Surat kabar memiliki pengaruh yang sangat besar kala itu. Artikel-artikel karya Hoang Tung, Hong Ha, Thep Moi, Ha Dang, Huu Tho, Hong Vinh, Dinh The Huynh, dan Nguyen Thao menimbulkan kehebohan di seluruh negeri, menarik pembaca yang tak terhitung jumlahnya. Bagi mereka, Surat Kabar Nhan Dan adalah sumber kepercayaan. Beberapa editorial dan berita internasional memikat pembaca dengan setiap kata.
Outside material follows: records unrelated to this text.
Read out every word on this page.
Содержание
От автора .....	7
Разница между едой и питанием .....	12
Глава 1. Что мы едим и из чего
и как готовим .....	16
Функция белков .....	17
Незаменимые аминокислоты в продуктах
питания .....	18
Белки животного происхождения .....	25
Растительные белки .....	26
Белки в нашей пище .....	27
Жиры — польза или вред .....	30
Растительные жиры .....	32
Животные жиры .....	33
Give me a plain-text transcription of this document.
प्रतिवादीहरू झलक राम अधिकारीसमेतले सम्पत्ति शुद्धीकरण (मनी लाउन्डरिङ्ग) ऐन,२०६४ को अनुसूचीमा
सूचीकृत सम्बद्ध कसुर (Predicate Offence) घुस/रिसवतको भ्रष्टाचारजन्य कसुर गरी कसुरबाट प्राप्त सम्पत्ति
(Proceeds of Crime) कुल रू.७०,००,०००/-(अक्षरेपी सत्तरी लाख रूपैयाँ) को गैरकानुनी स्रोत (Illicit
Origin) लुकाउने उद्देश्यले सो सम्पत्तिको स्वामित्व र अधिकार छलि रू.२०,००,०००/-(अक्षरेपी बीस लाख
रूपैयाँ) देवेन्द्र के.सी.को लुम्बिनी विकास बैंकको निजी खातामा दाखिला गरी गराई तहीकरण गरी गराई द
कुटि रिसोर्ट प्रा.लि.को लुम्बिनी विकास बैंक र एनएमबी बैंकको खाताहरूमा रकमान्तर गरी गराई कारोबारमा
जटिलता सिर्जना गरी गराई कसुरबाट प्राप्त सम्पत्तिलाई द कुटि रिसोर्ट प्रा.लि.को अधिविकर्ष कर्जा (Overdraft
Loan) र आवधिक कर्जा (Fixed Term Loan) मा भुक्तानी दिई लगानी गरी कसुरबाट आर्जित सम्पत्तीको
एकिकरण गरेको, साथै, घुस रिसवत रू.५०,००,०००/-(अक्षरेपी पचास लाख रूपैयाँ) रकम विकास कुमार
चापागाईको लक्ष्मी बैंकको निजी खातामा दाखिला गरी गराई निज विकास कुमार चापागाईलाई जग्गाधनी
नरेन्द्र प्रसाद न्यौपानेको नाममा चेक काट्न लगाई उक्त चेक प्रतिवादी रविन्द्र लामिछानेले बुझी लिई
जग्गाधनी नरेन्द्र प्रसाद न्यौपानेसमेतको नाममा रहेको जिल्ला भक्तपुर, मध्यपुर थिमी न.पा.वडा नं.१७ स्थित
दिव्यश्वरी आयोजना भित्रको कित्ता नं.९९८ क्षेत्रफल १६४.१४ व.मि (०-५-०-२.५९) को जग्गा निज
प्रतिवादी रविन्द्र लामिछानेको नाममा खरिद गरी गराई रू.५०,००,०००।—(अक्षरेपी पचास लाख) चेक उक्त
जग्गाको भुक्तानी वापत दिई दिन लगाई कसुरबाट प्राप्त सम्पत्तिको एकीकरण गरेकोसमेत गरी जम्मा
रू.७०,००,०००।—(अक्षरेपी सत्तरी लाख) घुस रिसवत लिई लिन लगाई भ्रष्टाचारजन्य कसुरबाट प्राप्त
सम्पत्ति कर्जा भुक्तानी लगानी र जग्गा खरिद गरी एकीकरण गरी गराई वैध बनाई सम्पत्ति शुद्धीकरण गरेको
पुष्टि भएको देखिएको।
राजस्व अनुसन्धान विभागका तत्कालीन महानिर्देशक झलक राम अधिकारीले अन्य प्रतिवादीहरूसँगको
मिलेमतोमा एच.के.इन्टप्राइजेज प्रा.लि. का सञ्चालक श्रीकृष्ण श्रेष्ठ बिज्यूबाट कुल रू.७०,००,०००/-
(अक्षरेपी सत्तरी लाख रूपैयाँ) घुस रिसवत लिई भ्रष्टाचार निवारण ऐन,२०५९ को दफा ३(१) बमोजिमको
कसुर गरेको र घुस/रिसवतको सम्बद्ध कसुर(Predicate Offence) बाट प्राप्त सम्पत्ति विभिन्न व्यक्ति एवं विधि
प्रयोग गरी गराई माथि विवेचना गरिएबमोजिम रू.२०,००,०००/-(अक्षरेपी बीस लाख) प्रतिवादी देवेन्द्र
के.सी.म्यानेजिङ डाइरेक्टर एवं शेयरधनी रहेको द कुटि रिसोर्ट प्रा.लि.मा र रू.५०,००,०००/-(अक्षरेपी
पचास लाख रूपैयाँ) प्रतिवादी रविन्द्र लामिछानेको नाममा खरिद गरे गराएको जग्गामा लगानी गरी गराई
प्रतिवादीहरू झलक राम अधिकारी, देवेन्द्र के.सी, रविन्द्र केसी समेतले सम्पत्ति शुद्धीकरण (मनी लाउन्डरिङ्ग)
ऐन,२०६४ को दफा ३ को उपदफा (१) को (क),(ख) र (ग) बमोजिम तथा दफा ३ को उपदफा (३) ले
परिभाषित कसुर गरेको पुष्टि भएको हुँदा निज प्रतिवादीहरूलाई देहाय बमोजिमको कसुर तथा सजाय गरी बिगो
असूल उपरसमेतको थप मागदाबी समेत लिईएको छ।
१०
Keindahan era itu adalah orang-orang membaca surat kabar bukan hanya untuk berita; mereka membaca untuk merenung dan berdiskusi. Dapat dikatakan bahwa surat kabar adalah denyut nadi zaman, napas perubahan. Jika ada satu tempat yang paling akurat mencerminkan vitalitas Surat Kabar Nhan Dan, itu adalah daerah Trang Tien dan Jalan Dinh Tien Hoang.
- Surat kabar harian sudah sangat menarik, bagaimana dengan surat kabar Tet (Tahun Baru Imlek), Bu?
Setiap liburan Tet, seluruh kantor redaksi menyerupai "medan perang." Ketika tiba waktunya untuk menerbitkan koran, dari pukul 3-4 pagi, bahkan sebelum kabut menghilang, para pedagang kaki lima dan distributor koran berkumpul dalam jumlah besar. Kami – tim distribusi – harus mengelola beban kerja yang sangat besar tepat di trotoar. Koran-koran, yang masih hangat dari mesin cetak, tiba di stasiun, dan ratusan tangan terangkat, semua orang ingin menjadi yang pertama mendapatkan satu. Penghormatan masyarakat terhadap koran Tet begitu besar sehingga beberapa keluarga meletakkan koran Nhan Dan di altar mereka bersama dengan persembahan lima buah untuk membakar dupa. Bagi mereka, koran Nhan Dan adalah simbol bimbingan, hubungan antara individu dan takdir bangsa selama momen paling sakral dalam setahun.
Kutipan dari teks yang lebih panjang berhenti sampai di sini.